After almost a decade of unrest, both the governments and peoples of this region are naturally searching for stability, a situation in which life is more predictable and the future less threatening. And they are being urged to move in that direction by foreign governments and firms who find it difficult to operate where conditions are unsettled.

Not surprisingly, governments of the region have responded to these desires. But these governments divide according to whether they see stability as a means to achieve other things or as an end in itself. Those who see it as a means -- and they include Shevardnadze -- stress that at least some stability is necessary for any progress to take place.

Without some predictability in their lives, the leaders of these countries argue, individuals will be unwilling or even unable to make the choices and take the risks necessary for their countries to move from the authoritarianism of the past to democracy and free markets in the future.

And like the Georgian president, they explicitly link the search for stability to the achievement of these larger goals. Indeed, in the same paragraph of the speech in which he said that Georgia will become "even more stable," Shevardnadze noted that this was a precondition for accelerating reforms and expanding cooperation within his country and beyond.

But far more leaders across this region have taken the opposite position. They insist that the pursuit of stability is an end in itself and that other values, such as democracy and freedom, must be sacrificed if they undermine the achievement of that goal. And they argue that authoritarianism is a proper response to current difficulties.

All too often, such leaders enjoy significant support at home and even acclaim abroad precisely because they appear to be able to solve problems that the leaders of other governments, more interested in and committed to democracy, appear unable to address. But for three reasons, their "successes" are more apparent than real and are likely to evaporate over time.

First of all, the elevation of stability over democracy and freedom in such countries inevitably stifles the very initiative and interaction that is at the heart of a modern society. As the Soviet system under Leonid Brezhnev showed, the pursuit of stability at the expense of everything else led to decay, stagnation, and ultimately to disintegration.

Second, the elevation of stability above everything else contributes to the kind of authoritarian system in which the supreme leader cannot tolerate the emergence of the kind of political forces that would link him to the population or allow for the emergence of a successor.
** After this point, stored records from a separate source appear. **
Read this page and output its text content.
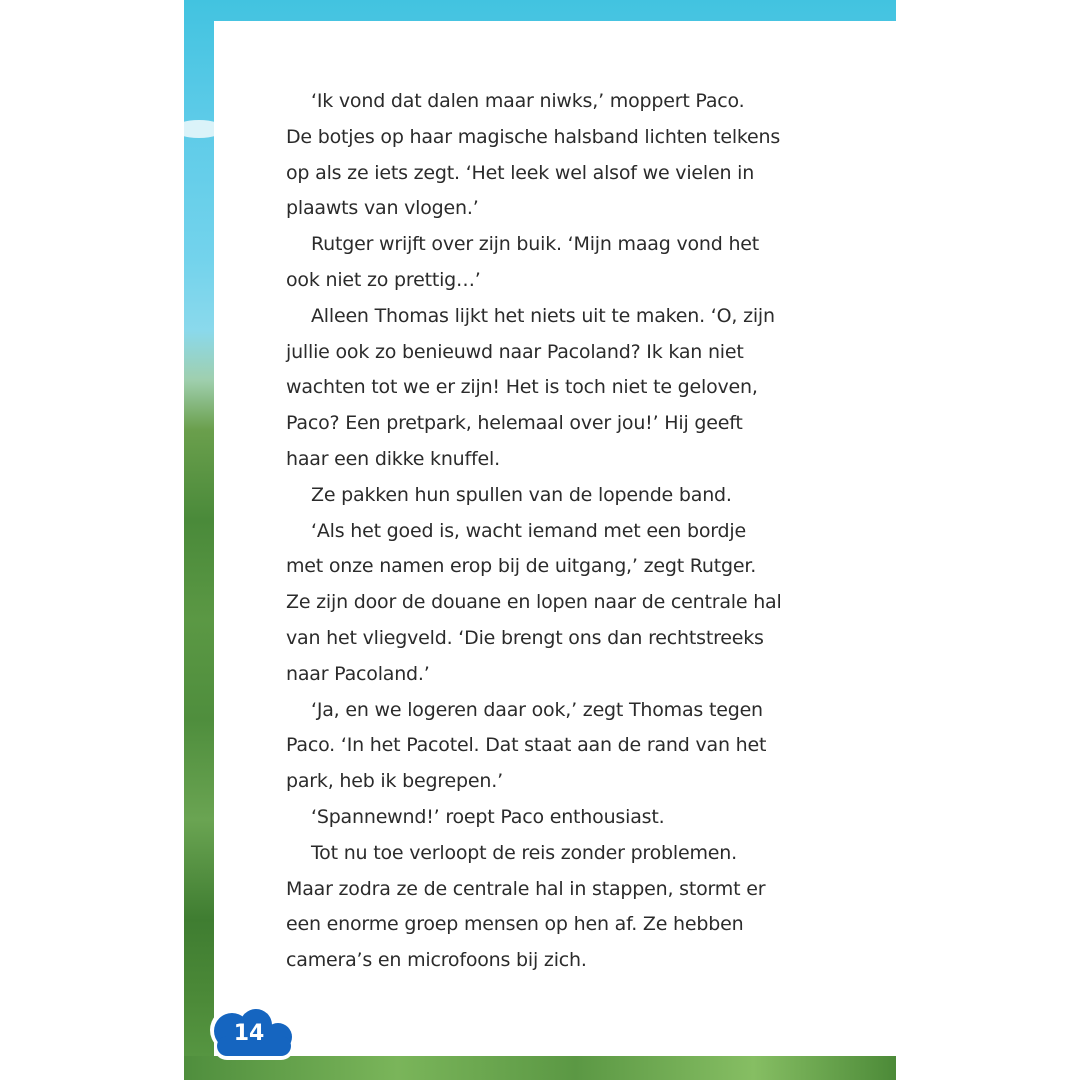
‘Ik vond dat dalen maar niwks,’ moppert Paco.

De botjes op haar magische halsband lichten telkens

op als ze iets zegt. ‘Het leek wel alsof we vielen in

plaawts van vlogen.’

Rutger wrijft over zijn buik. ‘Mijn maag vond het

ook niet zo prettig…’

Alleen Thomas lijkt het niets uit te maken. ‘O, zijn

jullie ook zo benieuwd naar Pacoland? Ik kan niet

wachten tot we er zijn! Het is toch niet te geloven,

Paco? Een pretpark, helemaal over jou!’ Hij geeft

haar een dikke knuffel.

Ze pakken hun spullen van de lopende band.

‘Als het goed is, wacht iemand met een bordje

met onze namen erop bij de uitgang,’ zegt Rutger.

Ze zijn door de douane en lopen naar de centrale hal

van het vliegveld. ‘Die brengt ons dan rechtstreeks

naar Pacoland.’

‘Ja, en we logeren daar ook,’ zegt Thomas tegen

Paco. ‘In het Pacotel. Dat staat aan de rand van het

park, heb ik begrepen.’

‘Spannewnd!’ roept Paco enthousiast.

Tot nu toe verloopt de reis zonder problemen.

Maar zodra ze de centrale hal in stappen, stormt er

een enorme groep mensen op hen af. Ze hebben

camera’s en microfoons bij zich.

14
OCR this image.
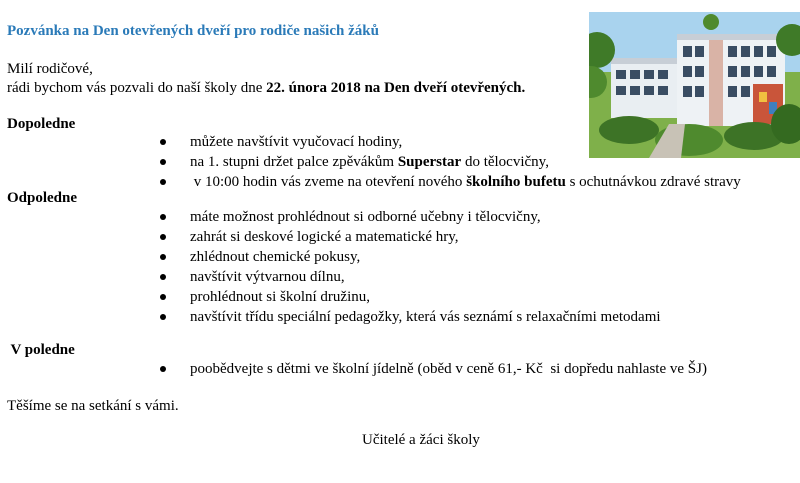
Pozvánka na Den otevřených dveří pro rodiče našich žáků
Milí rodičové,
rádi bychom vás pozvali do naší školy dne 22. února 2018 na Den dveří otevřených.
Dopoledne
můžete navštívit vyučovací hodiny,
na 1. stupni držet palce zpěvákům Superstar do tělocvičny,
v 10:00 hodin vás zveme na otevření nového školního bufetu s ochutnávkou zdravé stravy
Odpoledne
máte možnost prohlédnout si odborné učebny i tělocvičny,
zahrát si deskové logické a matematické hry,
zhlédnout chemické pokusy,
navštívit výtvarnou dílnu,
prohlédnout si školní družinu,
navštívit třídu speciální pedagožky, která vás seznámí s relaxačními metodami
V poledne
poobědvejte s dětmi ve školní jídelně (oběd v ceně 61,- Kč  si dopředu nahlaste ve ŠJ)
Těšíme se na setkání s vámi.
Učitelé a žáci školy
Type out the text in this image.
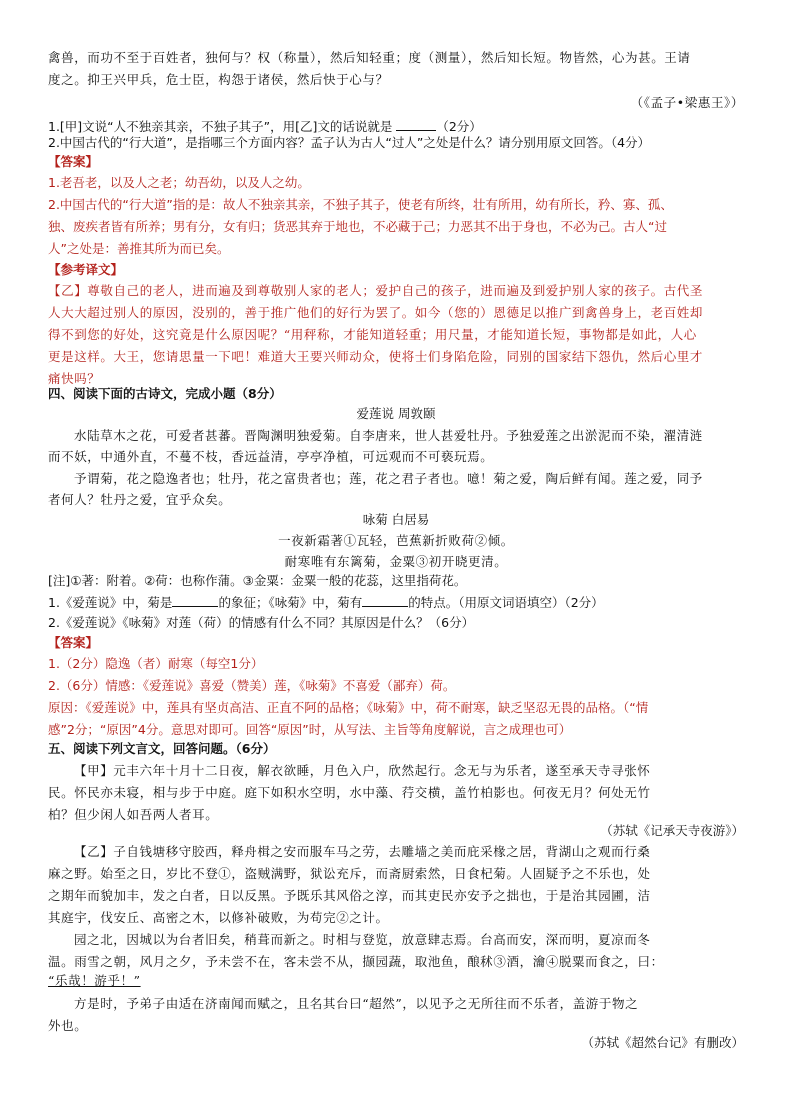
禽兽，而功不至于百姓者，独何与？权（称量），然后知轻重；度（测量），然后知长短。物皆然，心为甚。王请
度之。抑王兴甲兵，危士臣，构怨于诸侯，然后快于心与？
（《孟子•梁惠王》）
1.[甲]文说“人不独亲其亲，不独子其子”，用[乙]文的话说就是	（2分）
2.中国古代的“行大道”，是指哪三个方面内容？孟子认为古人“过人”之处是什么？请分别用原文回答。（4分）
【答案】
1.老吾老，以及人之老；幼吾幼，以及人之幼。
2.中国古代的“行大道”指的是：故人不独亲其亲，不独子其子，使老有所终，壮有所用，幼有所长，矜、寡、孤、
独、废疾者皆有所养；男有分，女有归；货恶其弃于地也，不必藏于己；力恶其不出于身也，不必为己。古人“过
人”之处是：善推其所为而已矣。
【参考译文】
【乙】尊敬自己的老人，进而遍及到尊敬别人家的老人；爱护自己的孩子，进而遍及到爱护别人家的孩子。古代圣
人大大超过别人的原因，没别的，善于推广他们的好行为罢了。如今（您的）恩德足以推广到禽兽身上，老百姓却
得不到您的好处，这究竟是什么原因呢？“用秤称，才能知道轻重；用尺量，才能知道长短，事物都是如此，人心
更是这样。大王，您请思量一下吧！难道大王要兴师动众，使将士们身陷危险，同别的国家结下怨仇，然后心里才
痛快吗？
四、阅读下面的古诗文，完成小题（8分）
爱莲说 周敦颐
水陆草木之花，可爱者甚蕃。晋陶渊明独爱菊。自李唐来，世人甚爱牡丹。予独爱莲之出淤泥而不染，濯清涟
而不妖，中通外直，不蔓不枝，香远益清，亭亭净植，可远观而不可亵玩焉。
予谓菊，花之隐逸者也；牡丹，花之富贵者也；莲，花之君子者也。噫！菊之爱，陶后鲜有闻。莲之爱，同予
者何人？牡丹之爱，宜乎众矣。
咏菊 白居易
一夜新霜著①瓦轻，芭蕉新折败荷②倾。
耐寒唯有东篱菊，金粟③初开晓更清。
[注]①著：附着。②荷：也称作蒲。③金粟：金粟一般的花蕊，这里指荷花。
1.《爱莲说》中，菊是	的象征；《咏菊》中，菊有	的特点。（用原文词语填空）（2分）
2.《爱莲说》《咏菊》对莲（荷）的情感有什么不同？其原因是什么？（6分）
【答案】
1.（2分）隐逸（者）耐寒（每空1分）
2.（6分）情感：《爱莲说》喜爱（赞美）莲，《咏菊》不喜爱（鄙弃）荷。
原因：《爱莲说》中，莲具有坚贞高洁、正直不阿的品格；《咏菊》中，荷不耐寒，缺乏坚忍无畏的品格。（“情
感”2分；“原因”4分。意思对即可。回答“原因”时，从写法、主旨等角度解说，言之成理也可）
五、阅读下列文言文，回答问题。（6分）
【甲】元丰六年十月十二日夜，解衣欲睡，月色入户，欣然起行。念无与为乐者，遂至承天寺寻张怀
民。怀民亦未寝，相与步于中庭。庭下如积水空明，水中藻、荇交横，盖竹柏影也。何夜无月？何处无竹
柏？但少闲人如吾两人者耳。
（苏轼《记承天寺夜游》）
【乙】子自钱塘移守胶西，释舟楫之安而服车马之劳，去雕墙之美而庇采椽之居，背湖山之观而行桑
麻之野。始至之日，岁比不登①，盗贼满野，狱讼充斥，而斋厨索然，日食杞菊。人固疑予之不乐也，处
之期年而貌加丰，发之白者，日以反黑。予既乐其风俗之淳，而其吏民亦安予之拙也，于是治其园圃，洁
其庭宇，伐安丘、高密之木，以修补破败，为苟完②之计。
园之北，因城以为台者旧矣，稍葺而新之。时相与登览，放意肆志焉。台高而安，深而明，夏凉而冬
温。雨雪之朝，风月之夕，予未尝不在，客未尝不从，撷园蔬，取池鱼，酿秫③酒，瀹④脱粟而食之，曰：
“乐哉！游乎！”
方是时，予弟子由适在济南闻而赋之，且名其台曰“超然”，以见予之无所往而不乐者，盖游于物之
外也。
（苏轼《超然台记》有删改）
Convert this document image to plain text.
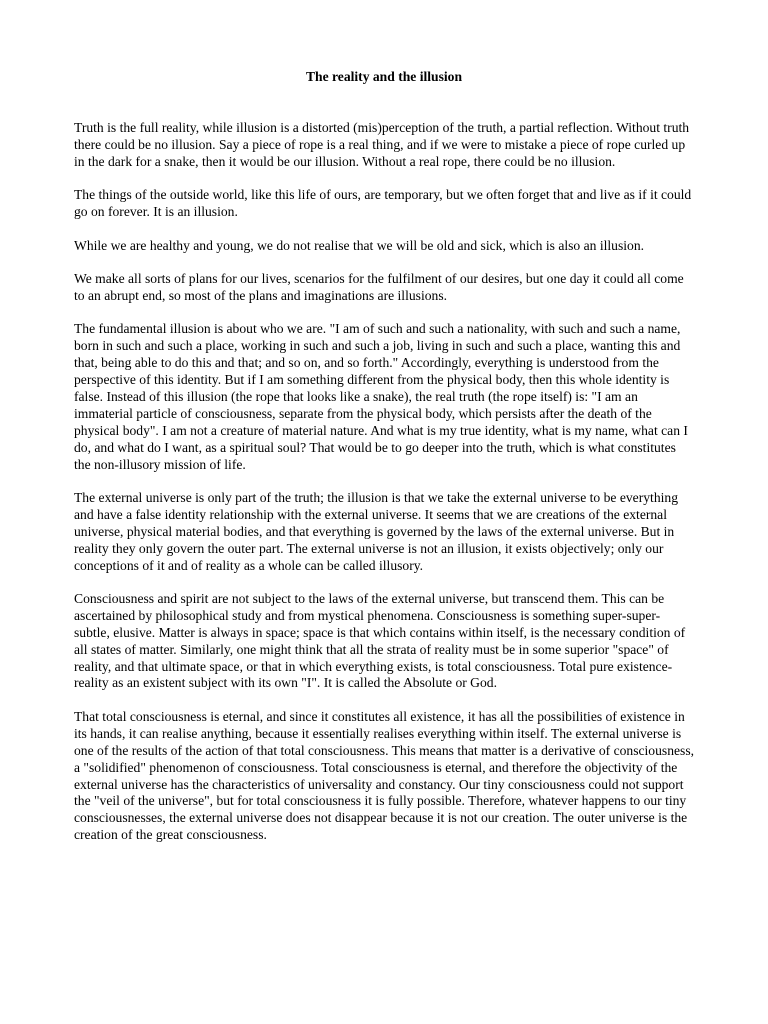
The reality and the illusion

Truth is the full reality, while illusion is a distorted (mis)perception of the truth, a partial reflection. Without truth there could be no illusion. Say a piece of rope is a real thing, and if we were to mistake a piece of rope curled up in the dark for a snake, then it would be our illusion. Without a real rope, there could be no illusion.

The things of the outside world, like this life of ours, are temporary, but we often forget that and live as if it could go on forever. It is an illusion.

While we are healthy and young, we do not realise that we will be old and sick, which is also an illusion.

We make all sorts of plans for our lives, scenarios for the fulfilment of our desires, but one day it could all come to an abrupt end, so most of the plans and imaginations are illusions.

The fundamental illusion is about who we are. "I am of such and such a nationality, with such and such a name, born in such and such a place, working in such and such a job, living in such and such a place, wanting this and that, being able to do this and that; and so on, and so forth." Accordingly, everything is understood from the perspective of this identity. But if I am something different from the physical body, then this whole identity is false. Instead of this illusion (the rope that looks like a snake), the real truth (the rope itself) is: "I am an immaterial particle of consciousness, separate from the physical body, which persists after the death of the physical body". I am not a creature of material nature. And what is my true identity, what is my name, what can I do, and what do I want, as a spiritual soul? That would be to go deeper into the truth, which is what constitutes the non-illusory mission of life.

The external universe is only part of the truth; the illusion is that we take the external universe to be everything and have a false identity relationship with the external universe. It seems that we are creations of the external universe, physical material bodies, and that everything is governed by the laws of the external universe. But in reality they only govern the outer part. The external universe is not an illusion, it exists objectively; only our conceptions of it and of reality as a whole can be called illusory.

Consciousness and spirit are not subject to the laws of the external universe, but transcend them. This can be ascertained by philosophical study and from mystical phenomena. Consciousness is something super-super-subtle, elusive. Matter is always in space; space is that which contains within itself, is the necessary condition of all states of matter. Similarly, one might think that all the strata of reality must be in some superior "space" of reality, and that ultimate space, or that in which everything exists, is total consciousness. Total pure existence-reality as an existent subject with its own "I". It is called the Absolute or God.

That total consciousness is eternal, and since it constitutes all existence, it has all the possibilities of existence in its hands, it can realise anything, because it essentially realises everything within itself. The external universe is one of the results of the action of that total consciousness. This means that matter is a derivative of consciousness, a "solidified" phenomenon of consciousness. Total consciousness is eternal, and therefore the objectivity of the external universe has the characteristics of universality and constancy. Our tiny consciousness could not support the "veil of the universe", but for total consciousness it is fully possible. Therefore, whatever happens to our tiny consciousnesses, the external universe does not disappear because it is not our creation. The outer universe is the creation of the great consciousness.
Lacking the kind of ties to the population that more open and democratic societies inevitably require, leaders who see stability as an end in itself over time lose the ability to mobilize the population. And as a result, they increasingly rely on the army and the police to keep themselves in power.

Not only does that preclude the development of democratic institutions and values, but it means that the current leader cannot tolerate much opposition or the emergence of a successor. And that in turn means that leadership change, something inevitable in all systems and especially so in those with aging leaderships, is inevitably rocky and unpredictable both for the populations and for outside investors.

And third, and most seriously of all, the pursuit of stability as an end in itself by many of the leaders in this region means that the populations will have a far more difficult time overcoming the legacies of the Soviet system and in acquiring the values and skills needed for both democratic self-government and free markets.

Without such skills, these countries are likely to stagnate just as the Soviet system did. And consequently, those enjoying authoritarian stability today are leading candidates to be the victims of both stagnation and instability in the future.

In short, those who put their faith in stability as an end in itself are almost certainly doomed to discover as so many rulers have in the past that they and those they admire will soon lose the means to achieve it. By contrast, those who understand that it is only a means to other goals are likely to find that they will achieve it as well.